Matt Rhodes stopped him briefly and -- for whatever reason -- had some genuinely nice things to say about the opposition:

"We read a lot about the other side and they're quite confident in their abilities. And they've won before, so to a certain degree they should be, and they may not have a lot of respect for us just yet but eventually they will. But we have a lot of respect for them because they won before. We have a lot of respect for President Obama, even if it's not always reciprocated by the people on that side of things."
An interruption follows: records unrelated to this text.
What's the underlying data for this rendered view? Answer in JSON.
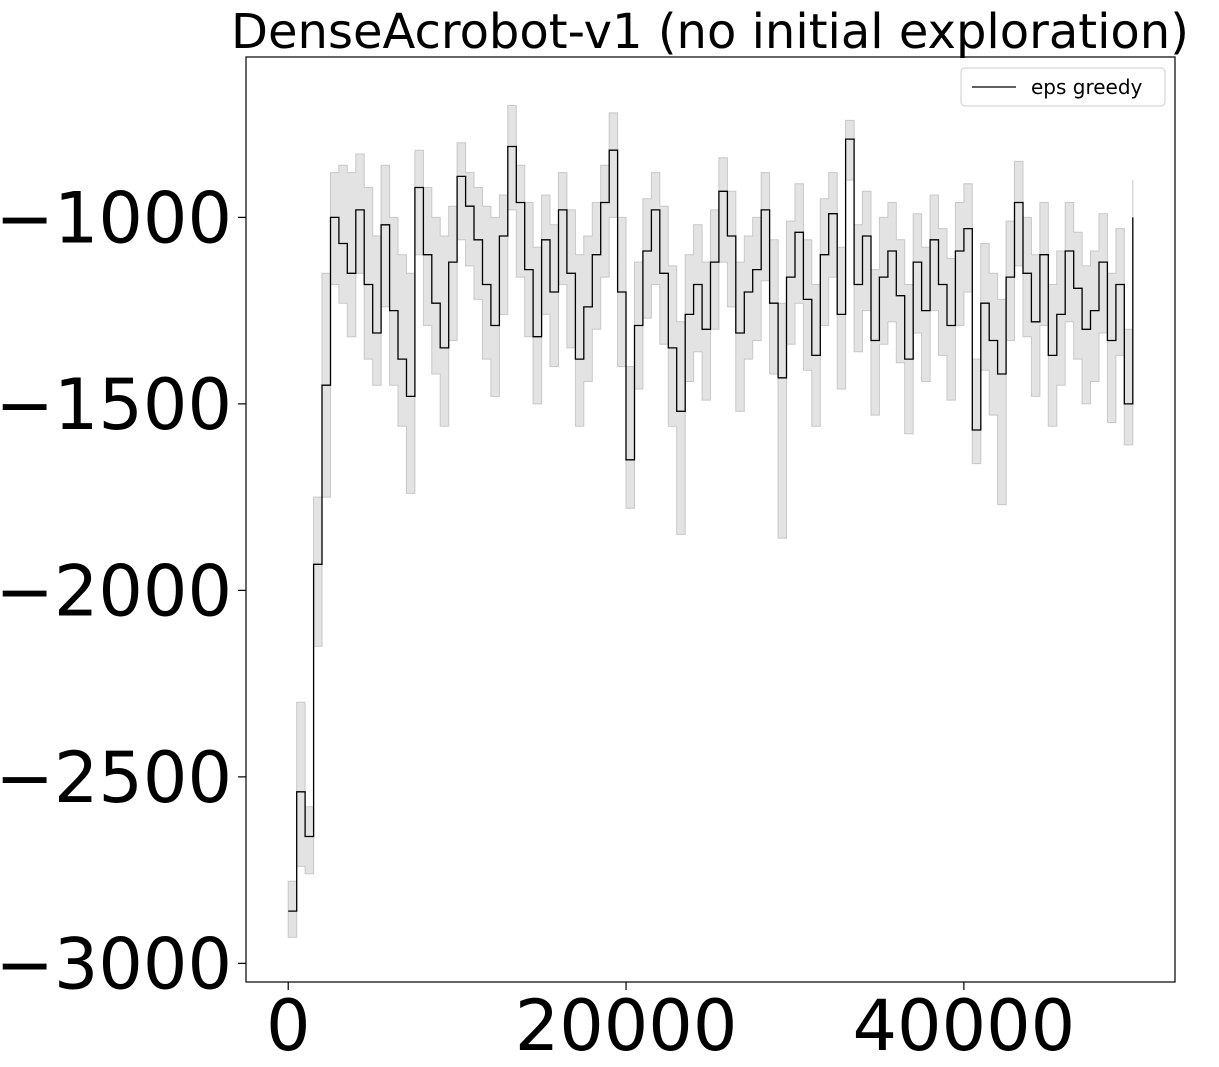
{
  "chart_data": {
    "type": "line",
    "title": "DenseAcrobot-v1 (no initial exploration)",
    "xlabel": "",
    "ylabel": "",
    "xlim": [
      -2500,
      52500
    ],
    "ylim": [
      -3050,
      -570
    ],
    "xticks": [
      0,
      20000,
      40000
    ],
    "xtick_labels": [
      "0",
      "20000",
      "40000"
    ],
    "yticks": [
      -3000,
      -2500,
      -2000,
      -1500,
      -1000
    ],
    "ytick_labels": [
      "−3000",
      "−2500",
      "−2000",
      "−1500",
      "−1000"
    ],
    "grid": false,
    "legend_position": "top-right",
    "series": [
      {
        "name": "eps greedy",
        "color": "#000000",
        "band_color": "#d9d9d9",
        "x": [
          0,
          500,
          1000,
          1500,
          2000,
          2500,
          3000,
          3500,
          4000,
          4500,
          5000,
          5500,
          6000,
          6500,
          7000,
          7500,
          8000,
          8500,
          9000,
          9500,
          10000,
          10500,
          11000,
          11500,
          12000,
          12500,
          13000,
          13500,
          14000,
          14500,
          15000,
          15500,
          16000,
          16500,
          17000,
          17500,
          18000,
          18500,
          19000,
          19500,
          20000,
          20500,
          21000,
          21500,
          22000,
          22500,
          23000,
          23500,
          24000,
          24500,
          25000,
          25500,
          26000,
          26500,
          27000,
          27500,
          28000,
          28500,
          29000,
          29500,
          30000,
          30500,
          31000,
          31500,
          32000,
          32500,
          33000,
          33500,
          34000,
          34500,
          35000,
          35500,
          36000,
          36500,
          37000,
          37500,
          38000,
          38500,
          39000,
          39500,
          40000,
          40500,
          41000,
          41500,
          42000,
          42500,
          43000,
          43500,
          44000,
          44500,
          45000,
          45500,
          46000,
          46500,
          47000,
          47500,
          48000,
          48500,
          49000,
          49500,
          50000
        ],
        "values": [
          -2860,
          -2540,
          -2660,
          -1930,
          -1450,
          -1000,
          -1070,
          -1150,
          -980,
          -1180,
          -1310,
          -1020,
          -1250,
          -1380,
          -1480,
          -920,
          -1100,
          -1230,
          -1350,
          -1120,
          -890,
          -970,
          -1060,
          -1180,
          -1290,
          -1050,
          -810,
          -960,
          -1140,
          -1320,
          -1060,
          -1200,
          -980,
          -1150,
          -1380,
          -1240,
          -1100,
          -960,
          -820,
          -1200,
          -1650,
          -1290,
          -1090,
          -980,
          -1150,
          -1350,
          -1520,
          -1260,
          -1180,
          -1300,
          -1120,
          -930,
          -1050,
          -1310,
          -1200,
          -1140,
          -980,
          -1230,
          -1430,
          -1160,
          -1040,
          -1220,
          -1370,
          -1100,
          -990,
          -1260,
          -790,
          -1180,
          -1050,
          -1330,
          -1160,
          -1090,
          -1210,
          -1380,
          -1120,
          -1250,
          -1060,
          -1180,
          -1290,
          -1090,
          -1030,
          -1570,
          -1230,
          -1330,
          -1420,
          -1160,
          -960,
          -1150,
          -1280,
          -1100,
          -1370,
          -1260,
          -1090,
          -1190,
          -1300,
          -1250,
          -1120,
          -1330,
          -1180,
          -1500,
          -1000
        ],
        "upper": [
          -2780,
          -2300,
          -2580,
          -1750,
          -1150,
          -880,
          -860,
          -880,
          -830,
          -920,
          -1050,
          -860,
          -1000,
          -1100,
          -1150,
          -820,
          -920,
          -1000,
          -1050,
          -970,
          -800,
          -880,
          -920,
          -970,
          -1000,
          -940,
          -700,
          -860,
          -960,
          -1080,
          -940,
          -1020,
          -880,
          -980,
          -1100,
          -1050,
          -960,
          -860,
          -720,
          -1000,
          -1400,
          -1120,
          -950,
          -880,
          -970,
          -1130,
          -1280,
          -1100,
          -1020,
          -1120,
          -980,
          -840,
          -930,
          -1120,
          -1050,
          -1000,
          -880,
          -1060,
          -1230,
          -1010,
          -910,
          -1060,
          -1180,
          -950,
          -880,
          -1080,
          -740,
          -1020,
          -930,
          -1140,
          -1000,
          -960,
          -1060,
          -1180,
          -990,
          -1080,
          -940,
          -1030,
          -1110,
          -960,
          -910,
          -1380,
          -1070,
          -1150,
          -1220,
          -1010,
          -850,
          -1000,
          -1100,
          -960,
          -1180,
          -1090,
          -960,
          -1040,
          -1130,
          -1090,
          -990,
          -1150,
          -1030,
          -1300,
          -900
        ],
        "lower": [
          -2930,
          -2740,
          -2760,
          -2150,
          -1750,
          -1180,
          -1230,
          -1320,
          -1150,
          -1380,
          -1450,
          -1240,
          -1450,
          -1560,
          -1740,
          -1100,
          -1290,
          -1420,
          -1560,
          -1330,
          -1060,
          -1130,
          -1220,
          -1380,
          -1480,
          -1260,
          -980,
          -1160,
          -1320,
          -1500,
          -1260,
          -1400,
          -1180,
          -1350,
          -1560,
          -1440,
          -1300,
          -1160,
          -1000,
          -1400,
          -1780,
          -1460,
          -1270,
          -1180,
          -1340,
          -1560,
          -1850,
          -1440,
          -1360,
          -1490,
          -1300,
          -1120,
          -1240,
          -1520,
          -1380,
          -1330,
          -1170,
          -1420,
          -1860,
          -1340,
          -1230,
          -1410,
          -1560,
          -1290,
          -1160,
          -1460,
          -900,
          -1360,
          -1250,
          -1530,
          -1340,
          -1280,
          -1390,
          -1580,
          -1310,
          -1440,
          -1250,
          -1370,
          -1490,
          -1290,
          -1200,
          -1660,
          -1410,
          -1530,
          -1770,
          -1330,
          -1130,
          -1320,
          -1480,
          -1290,
          -1560,
          -1450,
          -1280,
          -1380,
          -1500,
          -1440,
          -1310,
          -1550,
          -1370,
          -1610,
          -1100
        ]
      }
    ]
  }
}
And then, lest we walk away from this speech with a warm feeling in our belly about the present administration, the senator wrapped things up with some ultimately wrong-headed ideas:

"The president is a guy who's very ideologically tethered to the left, I mean, he has a very different view and vision of the world and this country and what we need to do to keep America moving in a positive direction. In his case, this is a vision that involves a much bigger role for the federal government, a lot less freedom for individuals and families and businesses... he's a guy who obviously has a certain amount of charisma... and I see all these stories about the likability factor, but that's not what this race is going to be about. At the end, this race is going to be about the issues and who can fix America. Who can do the right things with the right policies in place to get the economy going and creating jobs and that what I think, fundamentally, people are going to be voting on... but now [Obama's] got a record. He's got four years of policies that put America in a much weaker position internationally and with regard to the economy here where people are really fearful and concerned about their future. And if you look at any broad measure of the economy whether it's food prices, health care prices, the price of college tuition. The number of people on food stamps has grown 45 percent since he's taken office. The Federal debt's gone up 47 percent. That's what he's got to answer for to the American people. And you've got a candidate who's a conservative businessman, who has the experience to fix the the things that the country needs fixing right now. And that's what we need to focus on, that contrast... I know what I want to see for my children in the future and I want to make absolutely certain that I don't leave any stone unturned or do anything that I can do to make sure Governor Romney is the next President of the United States."

Looks like somebody missed a few stones (but now I'm getting ahead of myself).